Another thing they’d never talked about before and now it seemed important because she wanted him to come with her to her parents’ house and...
What if Christmas was awful for him?
She’d been so focused on what she wanted, on what she needed, that she hadn’t really considered him as a person. She’d thought of him as a solution.
“I mean, you don’t have to tell me. I just...”
He laughed. “Same as it is for anybody. I... I, well, I wanted presents. That was about all it meant to me. Then I lost my parents and I realized how much more it was about my family all being together, going to Mass and all that.”
“Mass?”
“Oh, my dad was very Catholic. Very. It was a big part of our lives growing up.”
She hadn’t known about that, either. “And now?”
“Didn’t work for him, did it?” he asked.
“I see.”
“There’s not much to see. It just is what it is. They were here, they’re gone now. Christmas changed for me. I mean, I always liked it with the cousins. But then, we spent Christmas together before, too.”
“Have you spent every Christmas with them? That is, every year even since they left?”
“No,” he said.
That made her feel a little bit better.
“I have spent a few Christmases lost in whiskey instead of family. Now I try to make it back to avoid that.”
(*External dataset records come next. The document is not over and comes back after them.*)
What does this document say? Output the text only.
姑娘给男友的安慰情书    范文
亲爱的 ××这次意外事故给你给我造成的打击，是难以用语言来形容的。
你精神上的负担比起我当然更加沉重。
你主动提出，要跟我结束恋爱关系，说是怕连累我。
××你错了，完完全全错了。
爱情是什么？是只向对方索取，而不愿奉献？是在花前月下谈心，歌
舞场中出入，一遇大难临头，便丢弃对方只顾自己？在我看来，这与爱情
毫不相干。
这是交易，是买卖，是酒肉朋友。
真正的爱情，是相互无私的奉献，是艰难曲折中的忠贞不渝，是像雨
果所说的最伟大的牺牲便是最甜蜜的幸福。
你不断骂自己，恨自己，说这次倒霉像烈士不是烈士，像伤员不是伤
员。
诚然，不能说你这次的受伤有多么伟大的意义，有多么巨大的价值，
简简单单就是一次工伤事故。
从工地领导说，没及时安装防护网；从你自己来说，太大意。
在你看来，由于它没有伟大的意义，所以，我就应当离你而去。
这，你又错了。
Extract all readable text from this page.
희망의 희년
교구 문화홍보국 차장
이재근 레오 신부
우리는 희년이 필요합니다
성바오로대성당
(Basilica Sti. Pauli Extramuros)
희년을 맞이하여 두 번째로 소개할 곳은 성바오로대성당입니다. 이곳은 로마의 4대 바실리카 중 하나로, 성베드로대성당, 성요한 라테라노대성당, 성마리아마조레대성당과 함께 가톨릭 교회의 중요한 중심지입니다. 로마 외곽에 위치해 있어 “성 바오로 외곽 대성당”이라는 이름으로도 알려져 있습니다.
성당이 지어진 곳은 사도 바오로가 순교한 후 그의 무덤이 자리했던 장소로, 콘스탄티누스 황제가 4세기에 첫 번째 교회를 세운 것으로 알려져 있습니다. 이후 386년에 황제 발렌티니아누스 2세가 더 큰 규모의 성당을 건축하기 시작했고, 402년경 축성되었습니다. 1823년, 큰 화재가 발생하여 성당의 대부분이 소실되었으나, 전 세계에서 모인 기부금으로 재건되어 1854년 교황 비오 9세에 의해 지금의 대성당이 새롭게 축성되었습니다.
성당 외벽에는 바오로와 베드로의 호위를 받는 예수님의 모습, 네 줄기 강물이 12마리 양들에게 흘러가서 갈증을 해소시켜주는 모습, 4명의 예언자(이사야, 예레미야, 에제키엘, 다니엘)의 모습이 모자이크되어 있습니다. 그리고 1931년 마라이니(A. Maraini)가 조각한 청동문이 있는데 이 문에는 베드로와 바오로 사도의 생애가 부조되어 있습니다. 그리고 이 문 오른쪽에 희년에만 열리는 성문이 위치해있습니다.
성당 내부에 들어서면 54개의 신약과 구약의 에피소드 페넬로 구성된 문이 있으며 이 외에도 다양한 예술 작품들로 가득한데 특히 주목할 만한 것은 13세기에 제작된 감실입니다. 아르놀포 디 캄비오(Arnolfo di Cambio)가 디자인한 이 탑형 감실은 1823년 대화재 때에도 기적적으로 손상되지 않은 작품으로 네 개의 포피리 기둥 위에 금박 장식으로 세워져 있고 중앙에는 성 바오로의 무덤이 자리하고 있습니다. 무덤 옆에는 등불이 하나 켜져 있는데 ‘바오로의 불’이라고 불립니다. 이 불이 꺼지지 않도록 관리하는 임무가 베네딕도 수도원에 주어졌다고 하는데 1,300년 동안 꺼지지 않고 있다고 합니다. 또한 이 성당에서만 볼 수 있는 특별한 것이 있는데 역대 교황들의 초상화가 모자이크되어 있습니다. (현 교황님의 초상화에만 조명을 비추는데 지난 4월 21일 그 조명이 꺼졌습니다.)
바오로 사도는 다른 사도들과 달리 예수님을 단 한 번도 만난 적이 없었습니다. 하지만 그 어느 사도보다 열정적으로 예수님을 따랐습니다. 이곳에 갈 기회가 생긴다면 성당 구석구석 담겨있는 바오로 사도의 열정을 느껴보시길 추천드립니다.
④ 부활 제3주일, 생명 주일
She had never really been all that conscious of the age gap between them, but something about the way he said that made her feel every bit of the seven years that separated them. She had certainly never lost a Christmas to alcohol.
Though maybe that was more life experience than it was age.
She still felt guilty about telling him what she needed from him. In light of everything. So she figured she would wait until she had put in a little bit of labor.
They got to work, getting out big rolls of fencing and stretching it across the posts that were already put into the ground. It was sweaty work, even though it wasn’t all that warm in spite of the sun. She began to get clammy beneath her jacket, and a couple of times she lost hold of the barbed wire, and got what would’ve been a big old gouge in her hands if not for her gloves.
And finally, when they sat down with lunch—which consisted of half a sandwich that he gave her out of his own box since she hadn’t brought anything—she looked up at him. The moisture from the ground soaked through her jeans, but she didn’t much care. And he didn’t seem to mind, either. He was sitting there with his knees up, his forearms propped on the top of them. His cowboy hat shaded his eyes, and the glare from the sun highlighted whiskers on his chin, showing that he hadn’t shaved that morning. His face was familiar. Not only that, the shape of him was familiar. Her whole life was cowboys. And Jake was one of the most important cowboys in it. But for some reason, that moment felt like a piece of time that had been pushed slightly sideways, and as a result, the way he looked felt slightly sideways, too.
His familiarity.
It just seemed... It seemed different. And something about the shape of him seemed new. Like she was noticing the squareness of his jaw for the first time. The way his upper lip curved, and the strength and straightness in his... His nose of all things. It was a strange way to think about a nose. He was a well-formed man. Like a big hunk of clay that had been shaped by a master sculptor. It was no mystery why he had endorsement deals coming out of his ears. Why he was used in advertisements for Wrangler jeans and work boots. For whiskey and barbecue grills. A strange sort of longing filled her, and she could only attach envy to it. Envy that he was... Everything that a man with his set of dreams needed to be. That he was so strong, so broad. So striking. And that all of those things worked for him, and not against him the way her particular makeup seemed to do.